Microsoft AI GraphRAG

Enhancing Intelligent Applications using GraphRAG

In today's rapidly evolving enterprise landscape, leveraging large language models (LLMs) to build AI-driven operations and intelligent applications is crucial for success. With the rise of private data sets within organizations, it becomes essential to establish clear relationships between various datasets using LLMs and Knowledge Graphs

LLMs vs Knowledge Graphs

A prime example that highlights this need would be an incident management platform requiring a thorough understanding of error events and performance events to make accurate service circuit SLA decisions. Likewise, in enterprise security information and event management (SIEM) systems, correlating user identities with their access paths from logs is essential to identify anomalies effectively. The significance of using LLMs for these purposes has gained momentum through discussions within the research community. One such platform that embodies this approach is Microsoft's GraphRAG (Graph-based RAGnometries), which was announced in February 2024. GraphRAG offers an AI-driven content interpretation and search capability by utilizing LLMs to create a knowledge graph from private datasets, enabling users to query the data effectively for better results.

GraphRAG Advantages

The major advantage of using Microsoft's GraphRAG over traditional vector search techniques is its ability to handle complex queries that demand higher order reasoning or extensive comprehension of the dataset at hand. For instance, when asked "What are the most unusual conversations?" a conventional vector search may fall short if it doesn't find an exact match in the data set. In contrast, GraphRAG builds a knowledge graph based on semantic concepts and provides a holistic understanding of all sources, allowing users to discover relevant information at various levels of abstraction for more accurate retrieval-augmented generation tasks.

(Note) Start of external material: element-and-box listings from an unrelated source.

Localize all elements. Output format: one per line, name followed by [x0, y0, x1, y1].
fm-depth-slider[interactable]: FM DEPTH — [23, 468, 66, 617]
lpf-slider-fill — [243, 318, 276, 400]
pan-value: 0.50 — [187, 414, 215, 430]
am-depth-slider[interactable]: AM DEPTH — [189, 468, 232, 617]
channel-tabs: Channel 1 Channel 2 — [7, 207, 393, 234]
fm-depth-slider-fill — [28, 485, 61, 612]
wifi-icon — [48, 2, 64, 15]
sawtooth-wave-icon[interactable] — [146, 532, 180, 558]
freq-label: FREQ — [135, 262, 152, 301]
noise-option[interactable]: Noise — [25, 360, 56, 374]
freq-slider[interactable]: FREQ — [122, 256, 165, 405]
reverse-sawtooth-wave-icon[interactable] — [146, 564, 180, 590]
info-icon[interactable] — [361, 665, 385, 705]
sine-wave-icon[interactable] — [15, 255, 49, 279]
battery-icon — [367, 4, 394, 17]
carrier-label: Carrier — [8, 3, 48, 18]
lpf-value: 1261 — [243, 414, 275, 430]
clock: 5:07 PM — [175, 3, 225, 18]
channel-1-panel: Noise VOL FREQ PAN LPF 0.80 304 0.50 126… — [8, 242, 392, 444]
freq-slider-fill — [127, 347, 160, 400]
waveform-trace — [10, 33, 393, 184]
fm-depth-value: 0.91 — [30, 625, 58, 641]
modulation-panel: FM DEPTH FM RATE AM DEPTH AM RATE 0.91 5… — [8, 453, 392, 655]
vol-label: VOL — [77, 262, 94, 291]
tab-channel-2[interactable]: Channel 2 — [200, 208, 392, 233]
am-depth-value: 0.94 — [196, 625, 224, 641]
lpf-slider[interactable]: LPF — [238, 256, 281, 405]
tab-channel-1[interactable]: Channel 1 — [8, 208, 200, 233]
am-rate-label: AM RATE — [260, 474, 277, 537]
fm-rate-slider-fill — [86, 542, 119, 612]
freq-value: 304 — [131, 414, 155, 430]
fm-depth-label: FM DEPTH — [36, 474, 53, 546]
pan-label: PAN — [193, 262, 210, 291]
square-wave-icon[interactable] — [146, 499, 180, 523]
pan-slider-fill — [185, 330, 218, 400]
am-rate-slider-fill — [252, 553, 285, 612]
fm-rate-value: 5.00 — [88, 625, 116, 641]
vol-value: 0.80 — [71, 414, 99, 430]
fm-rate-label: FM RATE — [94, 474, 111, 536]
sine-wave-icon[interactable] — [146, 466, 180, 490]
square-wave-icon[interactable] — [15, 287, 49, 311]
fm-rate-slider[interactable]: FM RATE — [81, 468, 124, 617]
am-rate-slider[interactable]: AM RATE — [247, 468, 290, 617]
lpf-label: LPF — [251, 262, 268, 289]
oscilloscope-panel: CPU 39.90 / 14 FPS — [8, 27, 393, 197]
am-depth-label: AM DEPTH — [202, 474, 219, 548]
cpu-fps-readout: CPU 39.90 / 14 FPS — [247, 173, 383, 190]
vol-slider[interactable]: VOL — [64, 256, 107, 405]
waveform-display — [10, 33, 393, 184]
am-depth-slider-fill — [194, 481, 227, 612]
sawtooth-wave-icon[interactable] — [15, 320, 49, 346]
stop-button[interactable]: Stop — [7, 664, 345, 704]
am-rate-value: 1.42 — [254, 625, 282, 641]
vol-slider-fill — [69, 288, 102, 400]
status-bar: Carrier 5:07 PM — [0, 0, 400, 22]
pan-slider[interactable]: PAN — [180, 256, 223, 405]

Google Cloud has similar GraphRAG implementation using Neo4J

GraphRAG can be employed across critical information discovery and analysis use cases where datasets span multiple documents or contain noise, mixed with misinformation, or when the user's queries are abstract or thematic in nature. Furthermore, it is designed to complement a domain expert's analytical approach rather than replace their insights altogether.

The GraphRAG process begins by indexing an input corpus into analyzable TextUnits and extracting entities, relationships, and key claims using LLMs. This information undergoes hierarchical clustering via the Leiden technique to create a visual graph representation of entities. From there, summaries are generated for each community and its constituents from bottom-up, enabling users to gain comprehensive insights into their dataset.

When querying GraphRAG's knowledge graph, users can employ two primary modes: global search for holistic questions about the corpus or local search for specific entities by exploring related concepts within their neighborhood. It is worth noting that fine-tuning prompts using Microsoft's Prompt Tuning Guide may be necessary to achieve optimal results when working with your data set.

Architecture

Architecture diagram shows how Google Cloud and Neo4j work together to build and interact with knowledge graphs

Knowledge extraction - On the left side of the diagram, blue arrows show data flowing from structured and unstructured sources into Vertex AI. Generative AI is used to extract entities and relationships from that data which are then converted to Neo4j Cypher queries that are run against the Neo4j database to populate the knowledge graph. This work was traditionally done manually with handcrafted rules. Using generative AI eliminates much of the manual work of data cleansing and consolidation.
Knowledge consumption - On the right side of the diagram, green arrows show applications that consume the knowledge graph. They present natural language interfaces to users. Vertex AI generative AI converts that natural language to Neo4j Cypher that is run against the Neo4j database. This allows non technical users to interact more closely with the database than was possible without generative AI

UseCases

We’re seeing this architecture come up again and again across verticals. Some examples include:

Healthcare - Modeling the patient journey for multiple sclerosis to improve patient outcomes
Manufacturing - Using generative AI to collect a bill of materials that extends across domains, something that wasn’t tractable with previous manual approaches
Oil and gas - Building a knowledge base with extracts from technical documents that users without a data science background can interact with. This enables them to more quickly educate themselves and answer questions about the business.